Sauf que bien sûr, si tu obtempères, ton travail ne sera pas effectué et tu en subiras les conséquences. Pile je gagne, face tu perds. La collaboration ainsi conçue est une taxe de temps prélevée sur le travail de ceux qui ne peuvent pas dire non.

Ce type de conflit, qui est le quotidien de nombreux managers victime de l’obsession collaborative des organisations, traduit un manque de conscience de la notion de priorité. Déclarer que le projet de transformation digitale est prioritaire ne veut rien dire. Prioritaire par rapport à quoi ? Normalement, ce que la direction générale devrait énoncer c’est un choix de priorités. Énoncer une priorité, c’est aussi dire ce à quoi l’on renonce, ce qui, du coup, n’est plus une priorité. L’une chasse l’autre, obligatoirement.

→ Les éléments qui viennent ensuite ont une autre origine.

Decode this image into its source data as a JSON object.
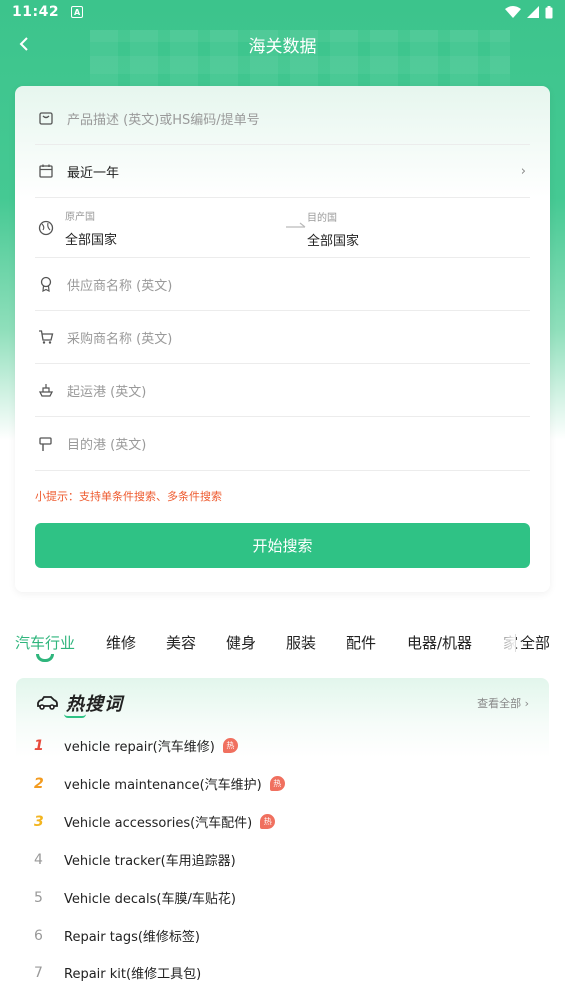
{
  "status_bar": {
    "time": "11:42",
    "notif_glyph": "A"
  },
  "header": {
    "title": "海关数据"
  },
  "search": {
    "product_placeholder": "产品描述 (英文)或HS编码/提单号",
    "date_range": "最近一年",
    "origin_label": "原产国",
    "origin_value": "全部国家",
    "dest_label": "目的国",
    "dest_value": "全部国家",
    "supplier_placeholder": "供应商名称 (英文)",
    "buyer_placeholder": "采购商名称 (英文)",
    "departure_port_placeholder": "起运港 (英文)",
    "dest_port_placeholder": "目的港 (英文)",
    "tip": "小提示：支持单条件搜索、多条件搜索",
    "button_label": "开始搜索"
  },
  "categories": {
    "tabs": [
      "汽车行业",
      "维修",
      "美容",
      "健身",
      "服装",
      "配件",
      "电器/机器",
      "家"
    ],
    "active_index": 0,
    "all_label": "全部"
  },
  "hot": {
    "title": "热搜词",
    "view_all": "查看全部",
    "badge": "热",
    "items": [
      {
        "rank": "1",
        "text": "vehicle repair(汽车维修)",
        "hot": true
      },
      {
        "rank": "2",
        "text": "vehicle maintenance(汽车维护)",
        "hot": true
      },
      {
        "rank": "3",
        "text": "Vehicle accessories(汽车配件)",
        "hot": true
      },
      {
        "rank": "4",
        "text": "Vehicle tracker(车用追踪器)",
        "hot": false
      },
      {
        "rank": "5",
        "text": "Vehicle decals(车膜/车贴花)",
        "hot": false
      },
      {
        "rank": "6",
        "text": "Repair tags(维修标签)",
        "hot": false
      },
      {
        "rank": "7",
        "text": "Repair kit(维修工具包)",
        "hot": false
      }
    ]
  },
  "colors": {
    "brand_green": "#2fc285",
    "tip_orange": "#ee5a2e",
    "hot_red": "#f0705f"
  }
}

Par exemple, le projet digital est prioritaire par rapport à notre objectif d’augmentation des ventes. Cela signifie donc qu’en raison de ce projet qui va perturber les équipes, nous acceptons que nos ventes n’augmentent pas pour les six prochains mois. Mais naturellement, ce n’est pas ce qu’elle fait. Au contraire, elle en énonce 25, et en ajoute un nouveau chaque semaine.

Tout est prioritaire, et c’est aux managers de se débrouiller, en étant collaboratif bien sûr. Et chacun va à la bataille pour défendre son bout de gras, avec un gaspillage d’énergie, qui est pourtant la matière rare. Sans renoncer à aider des collègues, la prochaine fois que l’un d’entre eux pointe le bout de son nez avec une urgence, vous saurez quoi lui dire.